Small utility to allow simpler, quicker testing of parsing files in crowdsec
$ sudo cs_parser_test -t syslog /var/log/mail.log
NB No changes to the running instance are made.
Essentially you need to supply the same data you would enter into the acquis.yaml file. The above would be shown as
--- # postfix filenames: - /var/log/mail.log labels: type: syslog
One of the intents of wriing the app was to allow me to test different parsers without needing to contiually alter the running instance or the acquis.yaml file. So to test a parser for my postfix logs I can add the parser and then run the app with a different type specified.
By default this will now load the scenarios and show which ones would handle each line.
The output can get quite long, so careful use of the -n flag is advised!
$ sudo ./cs_parser_test -type postfix -n 1 /var/log/mail.log Processing file /var/log/mail.log Configuration from /etc/crowdsec/config.yaml INFO Loading grok library /etc/crowdsec/patterns/ INFO Loading enrich plugins INFO Loading parsers 11 stages INFO Loaded 1 parser nodes file=/etc/crowdsec/parsers/s02-enrich/http-logs.yaml INFO Loaded 1 parser nodes file=/etc/crowdsec/parsers/s01-parse/postscreen-logs.yaml ... INFO Loaded 12 nodes, 3 stages INFO Loading postoverflow Parsers INFO Loaded 0 nodes, 0 stages Scenario: crowdsecurity/http-backdoors-attempts INFO Adding leaky bucket cfg= file=/etc/crowdsec/scenarios/http-backdoors-attempts.yaml name=crowdsecurity/http-backdoors-attempts loaded OK /etc/crowdsec/scenarios/http-backdoors-attempts.yaml Scenario: crowdsecurity/http-xss-probbing INFO Adding leaky bucket cfg= file=/etc/crowdsec/scenarios/http-xss-probing.yaml name=crowdsecurity/http-xss-probbing loaded OK /etc/crowdsec/scenarios/http-xss-probing.yaml Scenario: crowdsecurity/iptables-scan-multi_ports INFO Adding leaky bucket cfg= file=/etc/crowdsec/scenarios/iptables-scan-multi_ports.yaml name=crowdsecurity/iptables-scan-multi_ports loaded OK ... Scanning file until 1 match is found... Line 32: Processed? true Final Stage: s02-enrich Parsed Entries [evt.Parsed]: message : Jul 12 06:26:10 xxxxxxx: warning: unknown[126.96.36.199]: SASL LOGIN authentication failed: UGFzc3dvcmQ6 program : postfix remote_addr : 188.8.131.52 message_failure : UGFzc3dvcmQ6 remote_host : unknown Metadata [evt.Meta]: log_type_enh : spam-attempt service : postfix source_ip : 184.108.40.206 log_type : postfix IsoCode : CN ASNNumber : 24444 SourceRange : 220.127.116.11/15 source_hostname : unknown IsInEU : false ASNOrg : Shandong Mobile Communication Company Limited Processed by 1 scenario - zathras777/postfix-test Scanned a total of 32 lines to find 1 matches
$ ./cs_parser_test -h Usage of ./cs_parser_test: -all show all line results (verbose) -c string configuration file to use (default "/etc/crowdsec/config.yaml") -n int how many lines to show (default: 0, unlimited) -parse parse ONLY. no scenarios loaded -type string type to assign (default "syslog")
The Crowdsec project has a great and very responsive development team but they are developing their product quickly and there have been a lot of large changes since I started using it.

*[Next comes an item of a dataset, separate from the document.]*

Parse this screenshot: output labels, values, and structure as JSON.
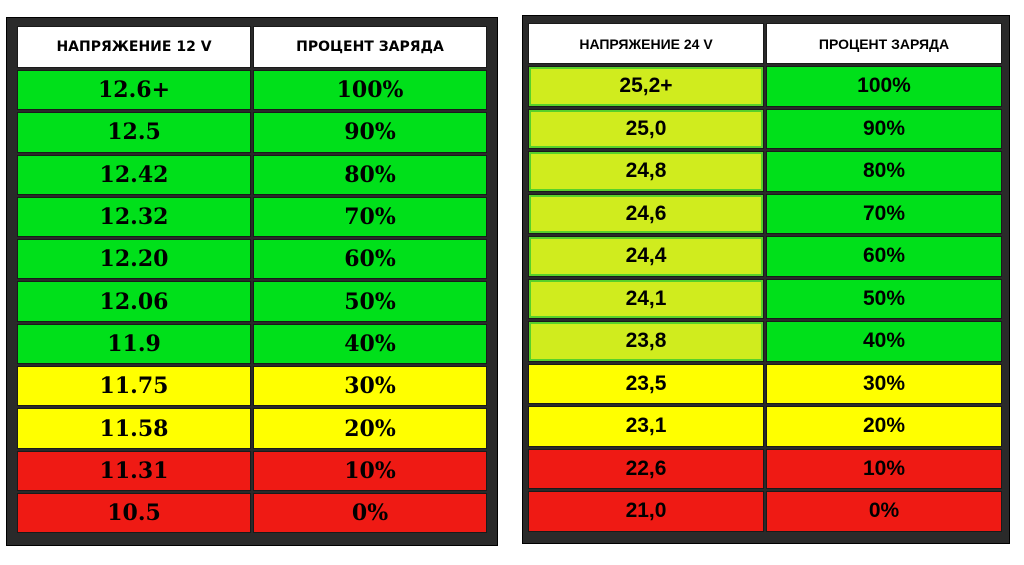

As I evolved my parsers I found it hard at times to figure out whether the change was correct or not. This small app is designed to allow me to develop the parsers and scenarios further while quickly test against a file.
Maybe it'll be of use to others?
Likely the next change will be to add a way to use the app to create a sample log file to parse by saving all the lines that match into a new file. This should assist with debugging by providing a richer dataset.
Patches, corrections and improvements always welcome.